43 F3d 1471 Brown v. L Sparkman
43 F.3d 1471
Frank Cisco BROWN, Petitioner-Appellant,
Emmitt L. SPARKMAN, Warden, Northpoint Training Center;
Attorney General, Commonwealth of Kentucky,
United States Court of Appeals, Sixth Circuit.
Dec. 12, 1994.
NOTICE: Sixth Circuit Rule 24(c) states that citation of unpublished dispositions is disfavored except for establishing res judicata, estoppel, or the law of the case and requires service of copies of cited unpublished dispositions of the Sixth Circuit.
Before: MERRITT, Chief Judge; NELSON and DAUGHTREY, Circuit Judges.
Frank Cisco Brown, pro se, appeals a district court judgment dismissing, with prejudice, his petition for habeas relief filed pursuant to 28 U.S.C. Sec. 2254. The case has been referred to a panel of the court pursuant to Rule 9(a), Rules of the Sixth Circuit. Upon examination, this panel unanimously agrees that oral argument is not needed. Fed.R.App.P. 34(a).

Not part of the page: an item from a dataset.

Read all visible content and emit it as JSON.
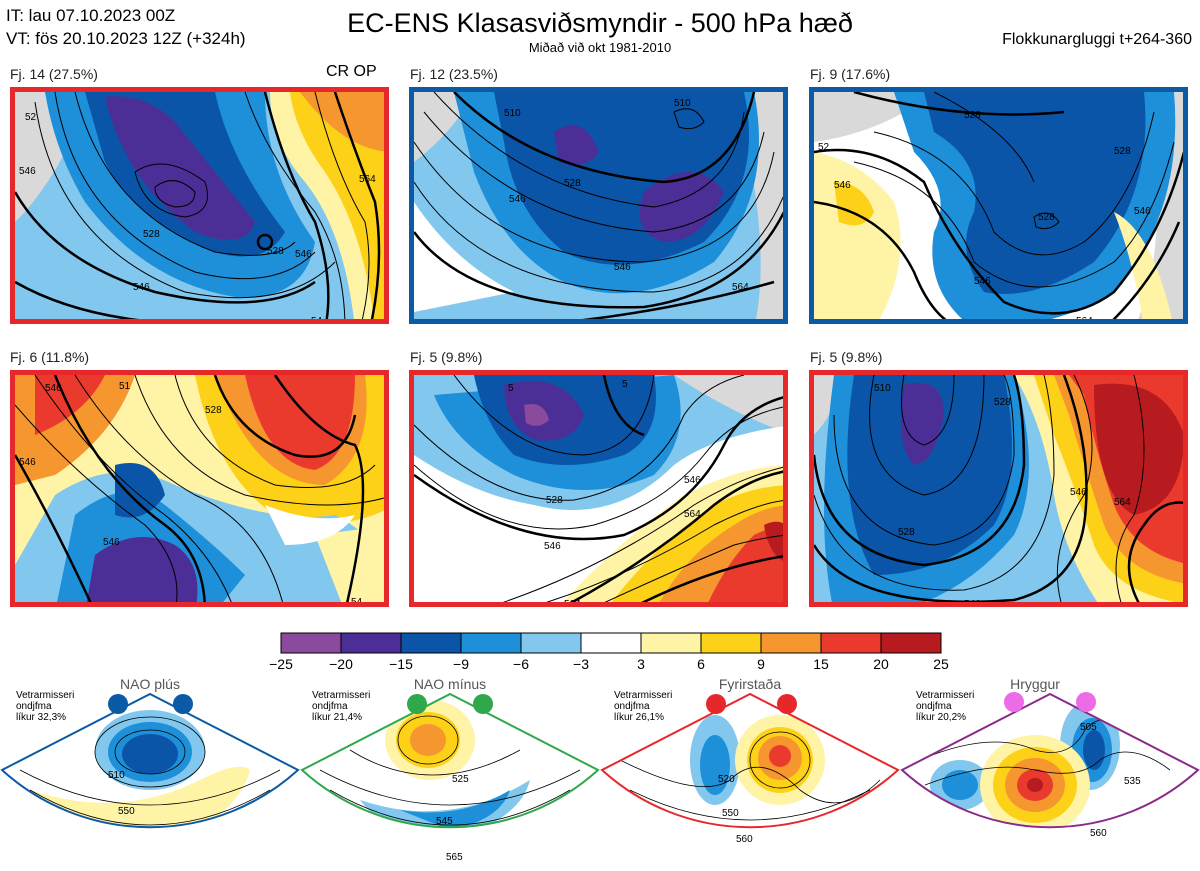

On August 8, 1973, Brown pleaded guilty to armed robbery. On August 17, 1973, Brown requested the court to postpone sentencing until he had completed his federal sentence or had been paroled therefrom. The court granted his motion. Subsequently, on November 8, 1973, Brown filed a motion requesting that the court impose a sentence and run it concurrent to his federal sentence. The trial court granted Brown's motion and sentenced him to ten years to run concurrent with his federal sentence. Brown was not present at the sentencing because he waived his right to be present in the affidavit attached to his motion. Brown has exhausted his state court remedies.

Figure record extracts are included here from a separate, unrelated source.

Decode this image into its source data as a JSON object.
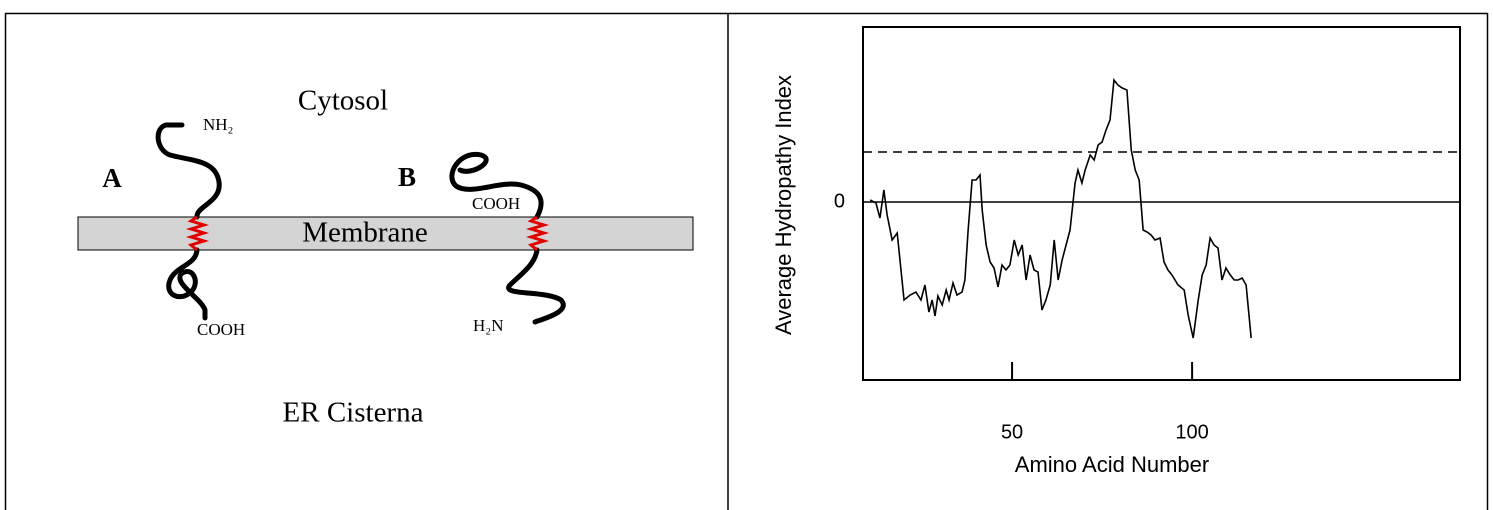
{
  "diagram": {
    "labels": {
      "cytosol": "Cytosol",
      "a": "A",
      "b": "B",
      "nh2": "NH₂",
      "membrane": "Membrane",
      "cooh_b": "COOH",
      "cooh_a": "COOH",
      "h2n": "H₂N",
      "er": "ER Cisterna"
    }
  },
  "chart_data": {
    "type": "line",
    "ylabel": "Average Hydropathy Index",
    "xlabel": "Amino Acid Number",
    "x": [
      10.6,
      12.2,
      13.3,
      14.4,
      15.3,
      16.7,
      18.1,
      20,
      21.7,
      23.3,
      24.7,
      25.8,
      26.9,
      27.8,
      28.6,
      29.4,
      30.6,
      31.7,
      32.5,
      33.6,
      34.7,
      36.1,
      36.9,
      37.8,
      38.9,
      40,
      41.1,
      41.7,
      42.8,
      43.9,
      45,
      46.1,
      47.2,
      48.3,
      49.4,
      50.6,
      51.7,
      52.8,
      53.9,
      55,
      56.1,
      57.2,
      58.3,
      59.4,
      60.6,
      61.7,
      62.8,
      63.9,
      65,
      66.1,
      67.5,
      68.3,
      69.4,
      70.3,
      71.7,
      72.8,
      73.9,
      75,
      76.1,
      77.2,
      78.3,
      79.4,
      80.6,
      81.9,
      83.1,
      84.2,
      85.3,
      86.4,
      87.5,
      88.6,
      89.7,
      91.1,
      92.2,
      93.3,
      94.4,
      96.1,
      97.8,
      98.9,
      100.3,
      101.7,
      102.8,
      103.9,
      105,
      106.1,
      107.2,
      108.3,
      109.4,
      110.6,
      111.7,
      112.8,
      113.9,
      115,
      116.4
    ],
    "values": [
      0.08,
      -0.04,
      -0.64,
      0.48,
      -0.52,
      -1.52,
      -1.24,
      -3.92,
      -3.72,
      -3.6,
      -3.92,
      -3.32,
      -4.4,
      -3.92,
      -4.56,
      -3.76,
      -4.12,
      -3.52,
      -3.92,
      -3.24,
      -3.72,
      -3.6,
      -3.12,
      -1.12,
      0.88,
      0.88,
      1.08,
      -0.32,
      -1.72,
      -2.4,
      -2.64,
      -3.4,
      -2.52,
      -2.72,
      -2.52,
      -1.52,
      -2.12,
      -1.72,
      -3.12,
      -2.12,
      -2.72,
      -2.8,
      -4.32,
      -3.92,
      -3.32,
      -1.52,
      -3.12,
      -2.32,
      -1.72,
      -1.12,
      0.76,
      1.28,
      0.76,
      1.28,
      1.88,
      1.68,
      2.28,
      2.4,
      2.88,
      3.28,
      4.88,
      4.68,
      4.56,
      4.48,
      2.08,
      1.28,
      0.88,
      -1.12,
      -1.2,
      -1.32,
      -1.52,
      -1.44,
      -2.4,
      -2.72,
      -2.92,
      -3.32,
      -3.52,
      -4.52,
      -5.44,
      -3.92,
      -2.92,
      -2.52,
      -1.44,
      -1.72,
      -1.84,
      -3.12,
      -2.64,
      -2.92,
      -3.12,
      -3.12,
      -3.04,
      -3.32,
      -5.44
    ],
    "color": "#000000",
    "xlim": [
      8.6,
      174.4
    ],
    "xticks": [
      50,
      100
    ],
    "ylim": [
      -7.12,
      7.0
    ],
    "yticks": [
      0
    ],
    "hlines": [
      {
        "value": 0,
        "style": "solid"
      },
      {
        "value": 2,
        "style": "dashed"
      }
    ]
  }
}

In his habeas petition now under consideration by this court, Brown attacked his 1973 conviction on the basis that he was wrongly sentenced in absentia and that his 1973 guilty plea was invalid. The matter was referred to a magistrate judge, who determined that the district court lacked statutory authority and jurisdiction to review this petition, because Brown was no longer "in custody" for the 1973 conviction but, rather, was serving a sentence on a later conviction. The magistrate judge relied on the Supreme Court holding in Maleng v. Cook, 490 U.S. 488 (1989) (per curiam). After reviewing this report and recommendation, as well as Brown's objection to that report, the district court adopted the report in its entirety, concurring in the magistrate judge's finding that Brown was no longer "in custody" on the basis of his 1973 conviction at the time his current petition was filed. The district court dismissed the petition, with prejudice, by judgment dated March 29, 1994.
Upon review, we affirm the district court's judgment because the district court was without jurisdiction to entertain Brown's petition. See Gavin v. Wells, 914 F.2d 97, 98 (6th Cir.1990).

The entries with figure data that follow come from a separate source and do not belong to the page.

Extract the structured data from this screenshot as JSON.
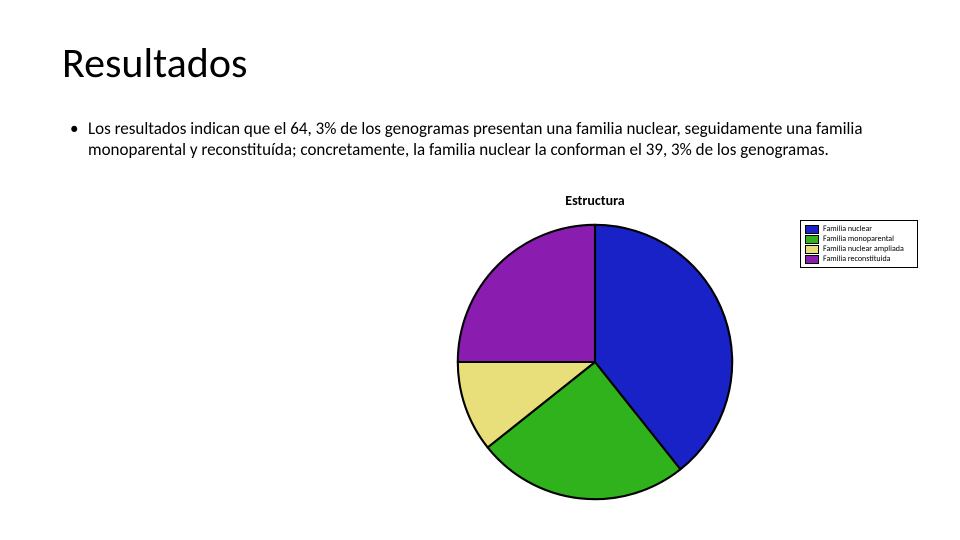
{
  "title": "Resultados",
  "bullet": {
    "marker": "•",
    "text": "Los resultados indican que el 64, 3% de los genogramas presentan una familia nuclear, seguidamente una familia monoparental y reconstituída; concretamente, la familia nuclear la conforman el 39, 3% de los genogramas."
  },
  "chart": {
    "type": "pie",
    "title": "Estructura",
    "title_fontsize": 14,
    "background_color": "#ffffff",
    "outline_color": "#000000",
    "outline_width": 1.5,
    "slices": [
      {
        "label": "Familia nuclear",
        "value": 39.3,
        "color": "#1822c6"
      },
      {
        "label": "Familia monoparental",
        "value": 25.0,
        "color": "#2fb21c"
      },
      {
        "label": "Familia nuclear ampliada",
        "value": 10.7,
        "color": "#e9df7a"
      },
      {
        "label": "Familia reconstituida",
        "value": 25.0,
        "color": "#8a1db0"
      }
    ],
    "start_angle_deg": -90,
    "legend": {
      "position": "right-top",
      "border_color": "#000000",
      "font_size": 8
    }
  }
}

A habeas petitioner is not "in custody" to meet the requirement under 28 U.S.C. Sec. 2254(a), for purposes of reviewing the habeas petition, when the sentence imposed for that conviction has fully expired at the time the petition is filed. Maleng, 490 U.S. at 491. Brown was not in custody for the purposes of Sec. 2254(a). As the magistrate judge correctly points out, during a state post-conviction hearing, Brown testified that following imposition of sentence on November 19, 1973, he remained in custody for a period of time before being released. He further testified that after being released he was later convicted in 1977 on new charges. Importantly, Brown testified that he has been continuously in custody since February 20, 1983. Based on this testimony, it appears that the ten year sentence under attack has fully expired by its own terms. Brown has continuously been in prison for more than ten years preceding the filing of this petition on March 29, 1993. The 1973 sentence was to run concurrently with Brown's other existing sentences in 1973. Upon his reincarceration on February 20, 1983, Brown would have begun serving time toward his ten year sentence on that date. See Ky.Rev.Stat. Sec. 439.352; Wallace v. Wingo, 453 S.W.2d 557 (Ky.1970) (a parolee who is convicted and sentenced must serve the remainder of his old sentence and then his new sentence).
Brown's remaining claims on appeal are without merit.
Accordingly, the district court's judgment is affirmed. Rule 9(b)(3), Rules of the Sixth Circuit.